Fallout 4 made me stop preordering video games. Over the years I’ve come to appreciate it more than I did at launch, but it disappointed me so badly I vowed never to be made a mark by the hype machine ever again. I still get excited for games, I just don’t give them my money months in advance. Fallout 4’s most talked about sins were its voiced protagonist and dumbed-down RPG mechanics, and while Bethesda seems to have learned its lesson and chosen to avoid those pitfalls for Starfield, the next Fallout should look back to the world of Skyrim for inspiration.
Fallout 3 is one of my favourite games of all time. I adore the desolate setting and the masterful use of blinding light as a visual motif, but I spend the first hour of every playthrough running to Rivet City to grab the Intelligence bobblehead to make sure I can get more skill points when I level up. Skill points might appeal to traditional gamers, but I much prefer the use-based skills of the Elder Scrolls series.

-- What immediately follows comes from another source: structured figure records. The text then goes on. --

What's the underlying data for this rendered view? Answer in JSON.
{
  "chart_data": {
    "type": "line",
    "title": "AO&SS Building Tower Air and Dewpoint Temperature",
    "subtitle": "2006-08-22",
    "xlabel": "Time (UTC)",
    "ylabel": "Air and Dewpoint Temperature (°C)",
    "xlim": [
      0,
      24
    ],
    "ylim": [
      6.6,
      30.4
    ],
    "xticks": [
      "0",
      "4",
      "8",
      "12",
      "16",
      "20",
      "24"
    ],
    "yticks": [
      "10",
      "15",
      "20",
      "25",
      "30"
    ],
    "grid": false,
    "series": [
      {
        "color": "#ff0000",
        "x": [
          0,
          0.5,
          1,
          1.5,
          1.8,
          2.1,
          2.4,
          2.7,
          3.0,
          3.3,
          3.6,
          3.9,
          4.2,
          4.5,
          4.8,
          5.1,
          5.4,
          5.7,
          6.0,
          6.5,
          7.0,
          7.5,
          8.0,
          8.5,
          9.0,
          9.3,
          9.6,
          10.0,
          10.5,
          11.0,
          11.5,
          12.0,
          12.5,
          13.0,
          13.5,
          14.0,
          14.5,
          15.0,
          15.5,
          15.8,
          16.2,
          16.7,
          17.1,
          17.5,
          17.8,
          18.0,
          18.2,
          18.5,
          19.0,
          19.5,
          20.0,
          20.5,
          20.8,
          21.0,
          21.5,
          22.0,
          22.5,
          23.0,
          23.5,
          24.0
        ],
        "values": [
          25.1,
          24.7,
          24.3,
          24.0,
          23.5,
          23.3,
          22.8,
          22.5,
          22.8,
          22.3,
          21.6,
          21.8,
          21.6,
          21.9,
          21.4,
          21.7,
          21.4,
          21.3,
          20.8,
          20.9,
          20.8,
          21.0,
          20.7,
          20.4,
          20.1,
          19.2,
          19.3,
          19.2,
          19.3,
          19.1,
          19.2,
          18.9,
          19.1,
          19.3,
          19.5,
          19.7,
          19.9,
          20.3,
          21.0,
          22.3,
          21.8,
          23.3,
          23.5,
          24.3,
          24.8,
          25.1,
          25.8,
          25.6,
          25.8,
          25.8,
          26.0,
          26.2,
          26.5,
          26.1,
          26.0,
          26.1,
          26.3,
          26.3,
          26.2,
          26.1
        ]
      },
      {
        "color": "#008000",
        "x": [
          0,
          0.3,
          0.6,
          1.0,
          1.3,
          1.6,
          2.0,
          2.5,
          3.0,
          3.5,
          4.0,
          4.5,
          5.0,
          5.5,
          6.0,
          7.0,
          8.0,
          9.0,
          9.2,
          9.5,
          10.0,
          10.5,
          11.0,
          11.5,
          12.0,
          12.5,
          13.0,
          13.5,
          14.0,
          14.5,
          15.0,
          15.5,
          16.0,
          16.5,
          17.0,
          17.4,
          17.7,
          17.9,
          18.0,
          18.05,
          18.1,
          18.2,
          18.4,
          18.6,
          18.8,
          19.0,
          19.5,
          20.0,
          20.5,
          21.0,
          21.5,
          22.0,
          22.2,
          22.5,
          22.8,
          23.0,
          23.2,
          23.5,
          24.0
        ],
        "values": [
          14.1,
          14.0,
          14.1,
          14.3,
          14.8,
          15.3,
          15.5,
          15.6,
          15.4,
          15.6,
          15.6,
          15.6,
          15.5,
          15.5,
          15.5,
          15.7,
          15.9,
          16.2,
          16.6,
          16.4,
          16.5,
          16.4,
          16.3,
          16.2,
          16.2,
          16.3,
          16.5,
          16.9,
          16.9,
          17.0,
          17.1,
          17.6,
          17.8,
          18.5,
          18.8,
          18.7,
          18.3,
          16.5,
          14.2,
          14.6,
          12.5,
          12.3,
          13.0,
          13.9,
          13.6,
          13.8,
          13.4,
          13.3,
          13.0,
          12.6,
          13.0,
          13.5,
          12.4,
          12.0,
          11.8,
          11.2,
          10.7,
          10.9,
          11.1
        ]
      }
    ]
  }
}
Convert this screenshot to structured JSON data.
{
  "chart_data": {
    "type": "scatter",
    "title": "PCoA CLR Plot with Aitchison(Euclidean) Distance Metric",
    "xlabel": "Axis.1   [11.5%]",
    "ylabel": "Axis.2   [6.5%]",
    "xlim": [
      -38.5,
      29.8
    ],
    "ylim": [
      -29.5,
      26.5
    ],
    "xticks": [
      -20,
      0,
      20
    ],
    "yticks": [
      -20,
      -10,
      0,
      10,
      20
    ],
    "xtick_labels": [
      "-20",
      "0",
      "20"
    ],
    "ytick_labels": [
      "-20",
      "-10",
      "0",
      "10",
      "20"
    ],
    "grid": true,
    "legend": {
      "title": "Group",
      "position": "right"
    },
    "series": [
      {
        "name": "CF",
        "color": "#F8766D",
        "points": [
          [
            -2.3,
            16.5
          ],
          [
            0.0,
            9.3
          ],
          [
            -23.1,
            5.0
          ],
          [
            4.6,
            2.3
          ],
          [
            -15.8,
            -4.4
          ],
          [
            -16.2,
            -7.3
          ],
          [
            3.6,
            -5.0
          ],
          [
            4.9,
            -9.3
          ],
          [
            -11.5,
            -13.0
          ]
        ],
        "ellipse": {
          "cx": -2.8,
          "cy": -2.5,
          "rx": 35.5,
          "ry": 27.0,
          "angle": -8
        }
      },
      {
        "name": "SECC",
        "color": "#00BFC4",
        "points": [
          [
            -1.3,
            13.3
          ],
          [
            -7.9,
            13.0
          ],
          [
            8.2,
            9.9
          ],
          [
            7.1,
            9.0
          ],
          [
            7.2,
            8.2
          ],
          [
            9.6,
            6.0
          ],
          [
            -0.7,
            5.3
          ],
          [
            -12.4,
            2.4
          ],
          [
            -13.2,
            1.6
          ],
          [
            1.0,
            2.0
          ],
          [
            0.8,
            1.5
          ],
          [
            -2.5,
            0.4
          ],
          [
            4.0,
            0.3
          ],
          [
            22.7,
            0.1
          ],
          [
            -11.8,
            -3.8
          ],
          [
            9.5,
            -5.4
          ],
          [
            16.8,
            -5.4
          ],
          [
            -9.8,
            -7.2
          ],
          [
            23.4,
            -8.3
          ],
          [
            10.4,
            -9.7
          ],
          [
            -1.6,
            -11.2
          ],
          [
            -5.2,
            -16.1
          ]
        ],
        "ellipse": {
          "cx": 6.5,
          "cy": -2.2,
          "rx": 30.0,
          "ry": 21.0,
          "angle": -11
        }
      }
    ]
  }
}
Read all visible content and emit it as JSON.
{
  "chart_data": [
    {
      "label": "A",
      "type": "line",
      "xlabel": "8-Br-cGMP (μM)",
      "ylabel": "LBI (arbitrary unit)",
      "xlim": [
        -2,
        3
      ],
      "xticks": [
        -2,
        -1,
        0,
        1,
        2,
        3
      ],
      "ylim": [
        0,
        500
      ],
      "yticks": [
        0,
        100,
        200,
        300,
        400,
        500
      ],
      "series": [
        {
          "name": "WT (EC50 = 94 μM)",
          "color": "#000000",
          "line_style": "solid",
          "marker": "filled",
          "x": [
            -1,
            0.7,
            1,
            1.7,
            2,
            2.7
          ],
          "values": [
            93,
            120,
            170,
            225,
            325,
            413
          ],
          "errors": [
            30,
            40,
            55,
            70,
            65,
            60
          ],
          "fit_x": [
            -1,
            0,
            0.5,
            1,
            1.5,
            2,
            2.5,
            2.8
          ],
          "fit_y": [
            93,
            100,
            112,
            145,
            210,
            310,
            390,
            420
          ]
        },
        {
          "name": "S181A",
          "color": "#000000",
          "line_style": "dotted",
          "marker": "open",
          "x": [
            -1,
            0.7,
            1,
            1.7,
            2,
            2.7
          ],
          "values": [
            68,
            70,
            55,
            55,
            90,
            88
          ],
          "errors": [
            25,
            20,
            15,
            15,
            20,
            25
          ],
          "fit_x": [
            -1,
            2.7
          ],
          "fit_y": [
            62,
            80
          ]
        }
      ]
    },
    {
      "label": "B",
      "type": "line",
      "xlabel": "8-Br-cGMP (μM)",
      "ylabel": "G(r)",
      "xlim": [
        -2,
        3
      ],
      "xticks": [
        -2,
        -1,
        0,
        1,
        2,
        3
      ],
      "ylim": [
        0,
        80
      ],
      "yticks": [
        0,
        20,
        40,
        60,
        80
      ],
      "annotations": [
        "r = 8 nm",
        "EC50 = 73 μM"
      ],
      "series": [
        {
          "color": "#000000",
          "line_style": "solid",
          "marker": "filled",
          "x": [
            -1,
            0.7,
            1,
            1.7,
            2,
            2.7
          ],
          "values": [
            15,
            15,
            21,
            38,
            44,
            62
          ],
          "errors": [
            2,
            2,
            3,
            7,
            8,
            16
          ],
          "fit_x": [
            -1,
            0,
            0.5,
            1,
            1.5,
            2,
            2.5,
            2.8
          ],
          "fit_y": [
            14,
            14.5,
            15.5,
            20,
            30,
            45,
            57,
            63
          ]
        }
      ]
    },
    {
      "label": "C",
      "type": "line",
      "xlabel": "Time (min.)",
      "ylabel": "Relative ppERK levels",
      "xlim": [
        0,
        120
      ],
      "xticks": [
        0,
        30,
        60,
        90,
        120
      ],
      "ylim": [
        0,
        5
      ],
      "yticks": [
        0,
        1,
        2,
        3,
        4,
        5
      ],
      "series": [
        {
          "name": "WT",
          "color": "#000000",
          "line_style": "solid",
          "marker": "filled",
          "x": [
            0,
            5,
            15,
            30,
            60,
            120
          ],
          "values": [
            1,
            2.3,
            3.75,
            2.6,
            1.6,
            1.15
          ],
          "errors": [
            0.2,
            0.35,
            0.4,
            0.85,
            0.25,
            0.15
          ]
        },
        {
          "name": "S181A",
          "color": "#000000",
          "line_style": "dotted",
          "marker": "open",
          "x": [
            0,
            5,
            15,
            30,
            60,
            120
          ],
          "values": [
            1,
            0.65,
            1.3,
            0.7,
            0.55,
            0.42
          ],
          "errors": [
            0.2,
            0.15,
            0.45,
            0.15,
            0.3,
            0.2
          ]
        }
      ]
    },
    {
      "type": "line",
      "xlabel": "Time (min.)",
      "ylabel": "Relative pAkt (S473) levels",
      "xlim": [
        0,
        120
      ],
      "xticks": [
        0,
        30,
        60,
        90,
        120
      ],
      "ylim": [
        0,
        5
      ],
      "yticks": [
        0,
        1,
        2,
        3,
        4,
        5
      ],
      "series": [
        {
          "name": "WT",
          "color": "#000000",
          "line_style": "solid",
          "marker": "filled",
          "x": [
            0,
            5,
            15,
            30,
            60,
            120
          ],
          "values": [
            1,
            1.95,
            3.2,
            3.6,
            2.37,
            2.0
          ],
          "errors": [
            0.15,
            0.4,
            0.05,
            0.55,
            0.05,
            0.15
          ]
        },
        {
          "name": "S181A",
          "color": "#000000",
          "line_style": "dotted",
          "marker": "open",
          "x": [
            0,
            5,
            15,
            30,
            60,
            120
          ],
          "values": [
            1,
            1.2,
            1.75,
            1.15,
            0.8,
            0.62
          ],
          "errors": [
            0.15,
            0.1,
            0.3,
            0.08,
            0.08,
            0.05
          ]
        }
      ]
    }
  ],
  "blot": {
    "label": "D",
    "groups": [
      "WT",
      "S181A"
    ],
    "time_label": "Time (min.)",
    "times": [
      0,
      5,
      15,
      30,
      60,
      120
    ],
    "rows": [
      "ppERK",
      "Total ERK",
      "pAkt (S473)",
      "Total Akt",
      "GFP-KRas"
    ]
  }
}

Rather than magically getting better at shooting or picking locks or bartering upon leveling up, Fallout 5 should use TES’ skill system. There’s a wonderful sense of flow and mastery that comes with using a bow in Skyrim, or a sword in Oblivion. The same can’t be said for small guns or energy weapons in the world of Fallout. You don’t gradually get better over time. It’s not a curve as much as it is a staircase, with a small jump in power every time you level up. It also leads to some intense min-maxing, as you can have a level three character with 70 points in speech if you make your build right and grab the necessary bobbleheads.
Fallout 4 ditched skill points entirely relying instead on a perk system with boring buffs like extra damage or improved aim. These are the kind of things that naturally improving in a skill could offer instead. Making the numbers bigger in specific instances can be engaging and change your playstyle. In Skyrim, backstabs with daggers and sneak attacks with bows doing absurd amounts of damage are fun because it turns them into instakills on all but the toughest of enemies. In contrast, rifles doing double damage in Fallout 4 barely makes a difference and doesn’t impact the way they’re used at all.
I’d also like to see some more fantastical changes, like the ability to become a ghoul or super mutant. Fallout is satire, and often ventures into the realm of the silly, so some sort of temporary transformation powers like becoming a werewolf or vampire in Skyrim wouldn’t be out of place in Bethesda’s post-apocalyptic world. I’d love to see it go further, though, and have three different starting points a la Cyberpunk 2077 based on if you start as a human, ghoul, or super mutant.
There’s so much potential still to be unlocked in the Fallout universe, but it won’t be unlocked by stripping mechanics out of the game and making everything appeal to the lowest common denominator. Bethesda should learn from its own successes and those of other developers to make Fallout 5 a game worth preordering.